Vegan Fish Stifado
Vegan Fish Stifado is a hearty Greek dish that brings the flavors of the sea to the table through a delicious blend of plant-based ingredients. This comforting stew features marinated eggplant and mushrooms, simmered in a rich tomato sauce with aromatic spices, perfect for a cozy dinner.

45 minutes
Difficulty: Medium
Greek
280 kcal
Ingredients
- Eggplant - 200 grams
- Mushrooms (button or shiitake) - 150 grams
- Onion - 1 medium, chopped
- Garlic - 3 cloves, minced
- Olive oil - 2 tablespoons
- Tomato paste - 2 tablespoons
- Canned diced tomatoes - 400 grams
- Red wine - 100 ml
- Bay leaves - 2
- Dried oregano - 1 teaspoon
- Cinnamon stick - 1
- Salt - to taste
- Black pepper - to taste
- Fresh parsley - for garnish
- Lemon - 1, juiced
Steps
- Slice the eggplant into thick rounds and sprinkle with salt. Let it sit for 15 minutes to draw out moisture, then rinse and pat dry.

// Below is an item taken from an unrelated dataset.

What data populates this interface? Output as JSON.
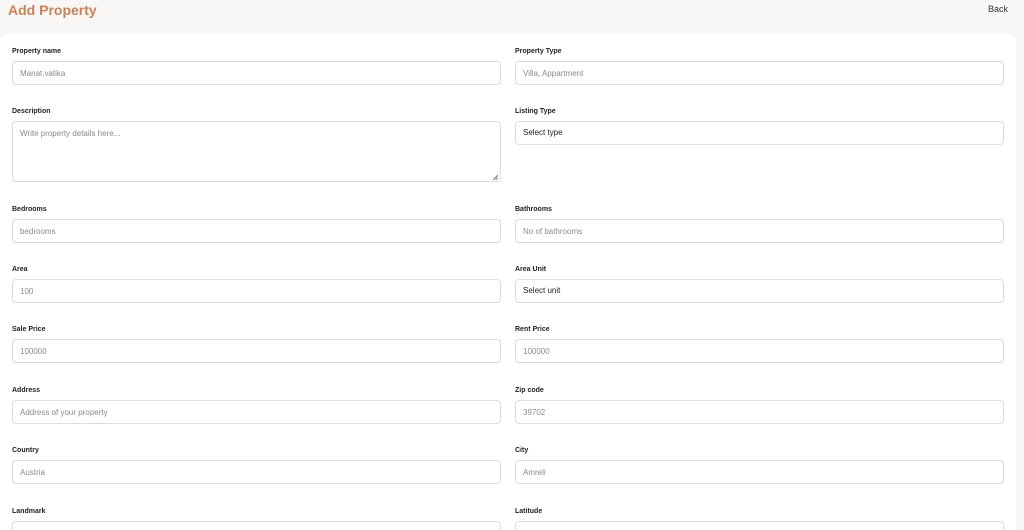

- In a large pot, heat olive oil over medium heat. Add the chopped onion and sauté until translucent, about 5 minutes.
- Add the minced garlic and cook for an additional minute, until fragrant.
- Stir in the eggplant and mushrooms, cooking for about 5-7 minutes until they begin to soften.
- Add the tomato paste, canned diced tomatoes, red wine, bay leaves, oregano, cinnamon stick, salt, and black pepper. Stir well to combine.
- Bring the mixture to a boil, then reduce heat to low and let it simmer for 20-25 minutes, stirring occasionally, until the vegetables are tender and the sauce has thickened.
- Remove the bay leaves and cinnamon stick. Stir in the lemon juice for added brightness.
- Serve hot, garnished with fresh parsley.
Nutrition
- Calories: 280
- Protein: 6 g
- Carbs: 38 g
- Fiber: 10 g
- Sugar: 8 g
- Sodium: 450 mg
- Cholesterol: 0 mg
- Total Fat: 10 g
- Saturated Fat: 1 g
- Unsaturated Fat: 9 g
- Water: 0.3 L
Health Benefits
- Rich in antioxidants from tomatoes and spices, which can help combat inflammation.
- High in fiber due to vegetables, promoting digestive health.